On top of that, the players are different than in debt ceiling negotiations in the recent past. With a Republican in the White House, Democrats have less incentive to play nice and get this done. Some Democrats have signaled they want their own policy concessions — such as funding payments to insurance companies that provide plans on the Affordable Care Act’s exchanges to cover the costs of deductibles and co-pays for low-income policyholders.

“You are lacking a lot of the so-called adults in the room this time,’’ said Chris Krueger, a Washington analyst at the Cowen Washington Research Group. And in certain cases, “the actors who are on the same team are throwing haymakers at one another in the press,’’ he added, nodding to the criticisms exchanged last week between McConnell and Trump.

McConnell sparked the intraparty drama when he chided Trump for having “excessive expectations’’ about how quickly Congress can move legislation, which he credited to Trump’s status as a political neophyte. Trump did not take the criticism well: He launched days of Twitter insults at McConnell over his failure to move Trump’s agenda, especially repealing the Affordable Care Act.

Trump, in particular, injects an added element of uncertainty, lobbyists say. He could prove to be an asset in prodding reluctant conservative Republicans to vote to lift the cap.
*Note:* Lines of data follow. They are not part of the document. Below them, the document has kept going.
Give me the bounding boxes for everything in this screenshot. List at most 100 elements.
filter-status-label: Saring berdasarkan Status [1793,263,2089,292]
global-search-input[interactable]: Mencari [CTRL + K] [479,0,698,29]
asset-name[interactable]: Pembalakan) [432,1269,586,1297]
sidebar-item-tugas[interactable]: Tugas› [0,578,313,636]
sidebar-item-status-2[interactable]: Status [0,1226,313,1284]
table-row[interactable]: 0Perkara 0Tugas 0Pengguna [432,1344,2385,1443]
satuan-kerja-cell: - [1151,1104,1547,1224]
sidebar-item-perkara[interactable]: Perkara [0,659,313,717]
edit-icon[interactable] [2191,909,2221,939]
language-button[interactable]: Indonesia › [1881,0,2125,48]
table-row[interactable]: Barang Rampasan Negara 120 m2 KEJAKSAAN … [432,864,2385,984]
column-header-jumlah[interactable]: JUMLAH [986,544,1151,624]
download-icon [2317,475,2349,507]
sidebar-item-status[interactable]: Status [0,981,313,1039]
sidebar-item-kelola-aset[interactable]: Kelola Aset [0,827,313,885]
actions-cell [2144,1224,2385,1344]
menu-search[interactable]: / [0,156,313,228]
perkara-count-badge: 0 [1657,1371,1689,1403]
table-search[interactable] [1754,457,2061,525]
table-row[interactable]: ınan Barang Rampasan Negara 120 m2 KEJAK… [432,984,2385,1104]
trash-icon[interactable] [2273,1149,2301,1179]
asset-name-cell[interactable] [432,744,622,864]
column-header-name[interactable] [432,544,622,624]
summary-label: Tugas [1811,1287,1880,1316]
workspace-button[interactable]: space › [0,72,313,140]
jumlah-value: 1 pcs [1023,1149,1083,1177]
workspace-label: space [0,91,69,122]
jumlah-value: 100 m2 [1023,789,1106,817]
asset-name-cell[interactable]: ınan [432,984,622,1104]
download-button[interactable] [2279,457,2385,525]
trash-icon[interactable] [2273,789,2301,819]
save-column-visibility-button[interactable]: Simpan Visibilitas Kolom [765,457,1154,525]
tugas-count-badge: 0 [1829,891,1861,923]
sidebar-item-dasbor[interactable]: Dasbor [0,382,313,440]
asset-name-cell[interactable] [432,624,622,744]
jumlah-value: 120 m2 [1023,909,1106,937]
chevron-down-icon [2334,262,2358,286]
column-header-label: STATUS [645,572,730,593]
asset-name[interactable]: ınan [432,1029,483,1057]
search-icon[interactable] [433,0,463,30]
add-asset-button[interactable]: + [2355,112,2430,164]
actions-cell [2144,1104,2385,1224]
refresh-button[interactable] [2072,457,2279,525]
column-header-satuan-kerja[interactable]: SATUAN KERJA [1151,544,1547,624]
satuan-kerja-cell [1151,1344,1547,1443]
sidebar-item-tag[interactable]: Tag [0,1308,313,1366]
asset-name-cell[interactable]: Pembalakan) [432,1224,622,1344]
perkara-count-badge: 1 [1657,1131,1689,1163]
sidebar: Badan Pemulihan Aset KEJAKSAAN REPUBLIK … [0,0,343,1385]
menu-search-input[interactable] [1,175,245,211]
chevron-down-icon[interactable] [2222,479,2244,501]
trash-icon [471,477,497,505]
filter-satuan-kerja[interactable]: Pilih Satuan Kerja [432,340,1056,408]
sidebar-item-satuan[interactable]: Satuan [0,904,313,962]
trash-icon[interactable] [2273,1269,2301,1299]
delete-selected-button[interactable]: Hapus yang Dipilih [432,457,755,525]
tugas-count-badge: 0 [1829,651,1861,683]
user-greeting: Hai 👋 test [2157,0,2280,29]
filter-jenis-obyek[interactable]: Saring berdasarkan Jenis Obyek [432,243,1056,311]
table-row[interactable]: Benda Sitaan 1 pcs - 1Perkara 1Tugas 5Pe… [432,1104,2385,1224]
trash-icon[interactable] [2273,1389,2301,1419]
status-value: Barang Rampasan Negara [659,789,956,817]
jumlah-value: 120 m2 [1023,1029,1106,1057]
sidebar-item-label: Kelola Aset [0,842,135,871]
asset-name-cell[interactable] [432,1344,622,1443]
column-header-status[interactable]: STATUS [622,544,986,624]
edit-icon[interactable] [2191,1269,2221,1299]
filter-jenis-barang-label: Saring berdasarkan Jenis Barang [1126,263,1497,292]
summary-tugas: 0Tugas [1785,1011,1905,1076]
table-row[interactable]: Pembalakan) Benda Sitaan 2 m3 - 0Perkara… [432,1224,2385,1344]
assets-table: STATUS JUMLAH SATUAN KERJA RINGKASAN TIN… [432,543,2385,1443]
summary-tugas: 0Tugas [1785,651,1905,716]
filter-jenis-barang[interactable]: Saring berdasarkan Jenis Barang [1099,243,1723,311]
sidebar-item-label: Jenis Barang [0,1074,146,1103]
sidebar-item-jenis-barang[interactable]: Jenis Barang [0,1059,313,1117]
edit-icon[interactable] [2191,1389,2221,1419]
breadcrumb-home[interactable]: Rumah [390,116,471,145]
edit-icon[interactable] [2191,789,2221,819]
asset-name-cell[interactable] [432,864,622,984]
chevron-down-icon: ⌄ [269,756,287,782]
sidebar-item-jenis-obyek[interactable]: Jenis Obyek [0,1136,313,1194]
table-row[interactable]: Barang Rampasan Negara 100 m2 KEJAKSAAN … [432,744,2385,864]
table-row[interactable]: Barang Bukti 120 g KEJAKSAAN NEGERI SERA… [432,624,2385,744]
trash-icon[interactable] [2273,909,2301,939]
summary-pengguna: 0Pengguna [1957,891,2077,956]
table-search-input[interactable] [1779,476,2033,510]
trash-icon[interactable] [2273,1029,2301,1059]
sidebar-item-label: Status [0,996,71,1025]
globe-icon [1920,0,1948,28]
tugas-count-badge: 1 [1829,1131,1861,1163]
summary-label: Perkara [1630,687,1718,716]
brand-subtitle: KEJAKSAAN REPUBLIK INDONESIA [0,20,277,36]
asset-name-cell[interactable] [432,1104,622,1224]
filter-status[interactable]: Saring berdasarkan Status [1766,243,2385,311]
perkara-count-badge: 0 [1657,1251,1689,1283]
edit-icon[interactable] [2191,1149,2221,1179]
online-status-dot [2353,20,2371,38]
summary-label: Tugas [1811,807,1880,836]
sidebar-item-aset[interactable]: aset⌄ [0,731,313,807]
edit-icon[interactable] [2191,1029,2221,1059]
But he also could just as easily shoot off a tweet or off-the-cuff comment that undermines deal-making on the Hill, as happened during the health care debate.

Given the stakes and Democrats’ past criticism of their GOP colleagues for trying to hold the debt ceiling hostage, Isaac Boltansky, an analyst with Compass Point Research & Trading, figures the debt ceiling will get raised, cleanly, with the help of Democrats in September. But he thinks the odds are pretty good that Congress won’t reach a funding deal in time to keep the government from shutting down.

A shutdown carries its own economic consequences: For instance, the 16-day shutdown in 2013 cost the US economy $24 billion in lost economic output, according to an S&P estimate.

But Boltansky says a shutdown this fall could have an additional “psychological impact’’ that could, among other things, stall that strong stock market performance Trump enjoys bragging about.

“If Congress can’t keep the lights on, how are they going to pass tax reform and infrastructure and all of the other things?’’ said Boltansky.

On the debt ceiling, some in the business community are more sanguine than others. One financial industry executive said he felt confident that White House economic adviser Gary Cohn, Mnuchin, House Speaker Paul Ryan, and McConnell all understand the stakes and will figure out how to raise the debt ceiling.

“Maybe it gets done later than we would like . . . [but] this gets done,’’ the executive said.